O sonho de ter uma família, a alegria de tê-la encontrado, a convivência, novas adaptações, um mundo novo também realizando o desejo de um casal; de ter um filho. Porém, de forma surpreendente, numa reviravolta inesperada, os pretensos adotantes quatro meses após o pedido de conclusão do processo de adoção, decidiram ‘devolver’ a criança, um menino, à instituição onde vivia na cidade de Arapiraca, levando o Ministério Público de Alagoas (MPAL), por meio da 7ª Promotoria de Justiça da Comarca, a ofertar denúncia contra os mesmos, por ação ordinária com obrigação de fazer, pedindo que o casal fosse compelido a pagar, por danos morais, em favor do menor, uma indenização no valor de R$ 10.000,00. O que foi acatado pelo juiz Anderson Santos dos Passos.
Além do desrespeito e dos traumas emocionais desencadeados com a desistência da adoção, o menino, que já tinha se adaptado à escola privada onde estudava desde que foi morar com a família adotiva, teve que deixar a unidade de ensino, visto a matrícula ter sido cancelada, o que evidentemente geraria novos prejuízos.
Assim, também, nos autos, o entendimento do Ministério Público, representado pela promotora de Justiça Viviane Farias, assinante da denúncia, além do pagamento da indenização, o casal deveria manter a criança matriculada na escola particular até o ano letivo. O que também foi decidido pelo magistrado.
“É um caso consternante, pois a criança que finalmente achou ter encontrado uma família, e que não escondia a emoção de ter sido escolhida, que vibrava com a oportunidade de viver em um meio diferente onde pudesse ter acesso e usufruir de coisas boas, entre elas uma educação de qualidade, depois de todos os trâmites, inclusive de depoimentos dos pretensos pais adotivos afirmando que tê-lo como filho era a realização de um sonho, o menino foi rejeitado e lavado de volta à instituição onde era abrigado como se fosse um objeto descartável. Então, o Ministério Público, em respeito a essa criança e em defesa da sua dignidade, ajuizou a ação. Temos convicção de que esse retrocesso deixará marcas negativas na vida dela que, a partir de então, poderá ficar com receio e não acreditar em outras pessoas que aparecerem afirmando que querem adotá-lo”, enfatiza a promotora.
O caso
A criança vivia na instituição e o casal, com pretensão de constituir uma família e se colocar na lista para adoção, visitando o local, teria demonstrado interesse por ela. Diante disso, fora autorizado que o casal, mediante supervisão da Equipe Técnica do abrigo, pudesse visitar o infante, inclusive participar de momentos de lazer com ele nos finais de semana.

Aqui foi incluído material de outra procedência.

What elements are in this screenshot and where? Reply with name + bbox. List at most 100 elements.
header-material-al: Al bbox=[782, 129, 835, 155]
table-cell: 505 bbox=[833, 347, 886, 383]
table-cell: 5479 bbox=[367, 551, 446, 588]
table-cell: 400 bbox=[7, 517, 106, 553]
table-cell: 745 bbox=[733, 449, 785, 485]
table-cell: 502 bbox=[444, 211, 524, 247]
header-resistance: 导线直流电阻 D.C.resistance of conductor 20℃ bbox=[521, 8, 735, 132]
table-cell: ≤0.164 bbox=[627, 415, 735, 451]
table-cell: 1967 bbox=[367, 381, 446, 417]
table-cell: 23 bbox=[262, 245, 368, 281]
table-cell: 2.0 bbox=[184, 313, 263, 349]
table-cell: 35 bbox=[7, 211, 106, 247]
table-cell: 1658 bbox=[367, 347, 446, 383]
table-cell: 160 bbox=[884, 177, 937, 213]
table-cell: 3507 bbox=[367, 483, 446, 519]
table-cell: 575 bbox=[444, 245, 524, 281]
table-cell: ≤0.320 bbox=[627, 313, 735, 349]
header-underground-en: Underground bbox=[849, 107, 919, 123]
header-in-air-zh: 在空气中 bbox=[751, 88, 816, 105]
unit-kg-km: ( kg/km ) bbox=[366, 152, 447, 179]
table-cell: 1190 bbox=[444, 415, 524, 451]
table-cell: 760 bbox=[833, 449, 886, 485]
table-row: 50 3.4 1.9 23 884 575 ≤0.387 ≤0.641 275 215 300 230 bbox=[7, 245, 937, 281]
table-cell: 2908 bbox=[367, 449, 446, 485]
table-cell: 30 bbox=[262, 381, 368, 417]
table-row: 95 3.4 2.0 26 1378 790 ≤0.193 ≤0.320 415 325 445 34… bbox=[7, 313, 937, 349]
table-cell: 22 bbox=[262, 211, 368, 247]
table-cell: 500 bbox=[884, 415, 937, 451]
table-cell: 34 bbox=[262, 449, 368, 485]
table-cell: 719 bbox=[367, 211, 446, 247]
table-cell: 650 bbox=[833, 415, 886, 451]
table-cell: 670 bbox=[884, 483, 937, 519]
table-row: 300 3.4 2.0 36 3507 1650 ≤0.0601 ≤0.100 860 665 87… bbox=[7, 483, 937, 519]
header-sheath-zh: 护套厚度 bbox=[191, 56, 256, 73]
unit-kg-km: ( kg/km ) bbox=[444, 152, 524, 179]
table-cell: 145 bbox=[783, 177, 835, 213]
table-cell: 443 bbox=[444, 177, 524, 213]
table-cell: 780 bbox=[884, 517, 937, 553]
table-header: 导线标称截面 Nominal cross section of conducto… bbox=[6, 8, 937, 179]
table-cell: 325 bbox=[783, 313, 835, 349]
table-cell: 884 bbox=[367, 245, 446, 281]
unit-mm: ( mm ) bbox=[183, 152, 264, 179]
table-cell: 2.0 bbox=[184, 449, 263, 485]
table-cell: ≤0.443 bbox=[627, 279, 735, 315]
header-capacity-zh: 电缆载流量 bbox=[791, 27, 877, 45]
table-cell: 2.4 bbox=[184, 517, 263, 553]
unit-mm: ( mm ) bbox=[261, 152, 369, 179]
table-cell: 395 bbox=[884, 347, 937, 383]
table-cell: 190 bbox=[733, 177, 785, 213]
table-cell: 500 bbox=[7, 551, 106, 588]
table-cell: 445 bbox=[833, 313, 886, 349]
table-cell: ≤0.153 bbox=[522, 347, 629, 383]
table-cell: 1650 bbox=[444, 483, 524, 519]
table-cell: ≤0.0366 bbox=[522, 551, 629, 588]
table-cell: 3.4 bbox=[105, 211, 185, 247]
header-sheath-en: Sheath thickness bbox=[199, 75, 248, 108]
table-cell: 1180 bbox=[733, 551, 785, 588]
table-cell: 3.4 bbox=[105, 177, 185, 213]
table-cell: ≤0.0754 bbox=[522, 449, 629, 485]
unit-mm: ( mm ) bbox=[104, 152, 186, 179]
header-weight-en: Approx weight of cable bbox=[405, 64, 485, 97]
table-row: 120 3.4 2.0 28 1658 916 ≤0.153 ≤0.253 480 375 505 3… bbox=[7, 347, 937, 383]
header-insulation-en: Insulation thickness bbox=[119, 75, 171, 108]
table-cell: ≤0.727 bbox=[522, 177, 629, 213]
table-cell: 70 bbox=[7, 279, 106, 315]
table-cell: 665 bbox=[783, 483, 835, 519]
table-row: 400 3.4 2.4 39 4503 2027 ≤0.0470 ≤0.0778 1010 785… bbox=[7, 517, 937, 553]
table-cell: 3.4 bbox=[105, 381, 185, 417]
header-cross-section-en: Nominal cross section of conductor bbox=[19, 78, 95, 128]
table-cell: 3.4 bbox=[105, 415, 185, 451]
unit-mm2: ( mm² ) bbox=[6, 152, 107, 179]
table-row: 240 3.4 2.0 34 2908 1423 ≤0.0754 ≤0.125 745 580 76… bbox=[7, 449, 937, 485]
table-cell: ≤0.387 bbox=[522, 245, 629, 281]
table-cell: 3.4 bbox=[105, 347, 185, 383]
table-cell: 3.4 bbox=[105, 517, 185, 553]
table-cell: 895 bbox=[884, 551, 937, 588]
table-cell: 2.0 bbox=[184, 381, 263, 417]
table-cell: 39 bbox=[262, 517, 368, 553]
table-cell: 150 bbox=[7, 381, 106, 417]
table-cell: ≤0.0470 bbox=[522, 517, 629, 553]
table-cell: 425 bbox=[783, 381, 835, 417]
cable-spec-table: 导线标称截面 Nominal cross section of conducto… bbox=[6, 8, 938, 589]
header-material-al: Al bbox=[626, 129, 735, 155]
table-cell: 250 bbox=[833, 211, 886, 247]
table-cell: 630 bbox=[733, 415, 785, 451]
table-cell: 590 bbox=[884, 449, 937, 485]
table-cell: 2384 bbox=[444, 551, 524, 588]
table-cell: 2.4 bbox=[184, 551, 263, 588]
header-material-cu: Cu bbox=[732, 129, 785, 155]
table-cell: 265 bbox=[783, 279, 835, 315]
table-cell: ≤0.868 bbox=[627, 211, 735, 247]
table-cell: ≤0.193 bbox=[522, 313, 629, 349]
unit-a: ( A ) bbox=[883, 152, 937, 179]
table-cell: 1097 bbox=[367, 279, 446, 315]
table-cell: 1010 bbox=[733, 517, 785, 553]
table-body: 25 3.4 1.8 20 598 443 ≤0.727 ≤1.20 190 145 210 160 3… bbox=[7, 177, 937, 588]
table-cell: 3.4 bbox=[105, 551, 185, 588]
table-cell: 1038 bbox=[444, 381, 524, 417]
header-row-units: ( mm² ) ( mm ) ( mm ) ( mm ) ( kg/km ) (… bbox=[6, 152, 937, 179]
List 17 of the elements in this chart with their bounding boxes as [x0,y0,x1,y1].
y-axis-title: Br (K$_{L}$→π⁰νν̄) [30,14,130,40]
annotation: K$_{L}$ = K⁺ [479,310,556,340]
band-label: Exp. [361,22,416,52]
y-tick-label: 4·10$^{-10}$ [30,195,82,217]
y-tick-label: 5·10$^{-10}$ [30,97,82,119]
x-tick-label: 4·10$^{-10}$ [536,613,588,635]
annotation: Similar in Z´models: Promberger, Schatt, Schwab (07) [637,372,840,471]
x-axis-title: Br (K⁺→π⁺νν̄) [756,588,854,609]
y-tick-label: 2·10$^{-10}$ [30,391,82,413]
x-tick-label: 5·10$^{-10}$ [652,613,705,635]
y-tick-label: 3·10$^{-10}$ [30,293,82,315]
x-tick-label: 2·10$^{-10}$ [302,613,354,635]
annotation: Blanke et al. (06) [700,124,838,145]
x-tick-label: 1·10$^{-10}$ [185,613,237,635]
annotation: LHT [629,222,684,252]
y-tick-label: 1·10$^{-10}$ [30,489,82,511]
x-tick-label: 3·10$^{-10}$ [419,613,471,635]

Em meados de abril de 2023, após a realização de um estudo social foi comprovado que o casal estaria apto a adoção e sugerido que o processo de adoção fosse concluído em favor dos requeridos. Ainda no mesmo mês, dia 27 de abril de 2023 foi realizada uma audiência, ocasião em que o menor foi ouvido pelo Juízo e externou, perante a equipe do abrigo, o desejo de ser adotado. Em ato contínuo, a guarda provisória do infante foi deferida ao casal.
O casal passou a informar que o menino estava bem adaptado e que a relação entre eles estava sendo muito tranquila e afetuosa. Que a criança estava sendo bem cuidada, recebendo afeto e carinho, que havia sido matriculado em escola particular, sendo assistida em todos seus direitos. O que fora confirmado por estudo social realizado em 14 de agosto de 2023, detalhando que o casal e a criança estavam felizes em família.
“E de forma surpreendente, poucos dias após, o casal mudou de ideia rompendo a relação afetiva, causando aflição e deixando a criança frustrada, pois foi revitimizada sofrendo um segundo abandono, configurando agressão aos direitos básicos da personalidade. A criança, depois de retornar ao abrigo, fugiu com a esperança de que pudessem se sensibilizar e aceitá-lo de volta, mas não logrou êxito, e isso é inaceitável. Pois estamos tratando de um ser humano que, apesar de ainda em formação, já provou o peso da vulnerabilidade”, ressalta a promotora Viviane Farias.
“E, como já reiterado, ainda que inexista vedação legal para que os futuros pais desistam da adoção quando estiverem com a guarda da criança, é imperioso a configuração da responsabilidade civil como uma responsabilidade extracontratual subjetiva direta, sendo um vínculo obrigacional em decorrência de ato ilícito, pois a devolução pode causar danos irreparáveis a criança ou adolescente por constituir um novo abandono, enquadrando-se na previsão de ato ilícito do artigo 186 do Código Civil”, preconiza ação.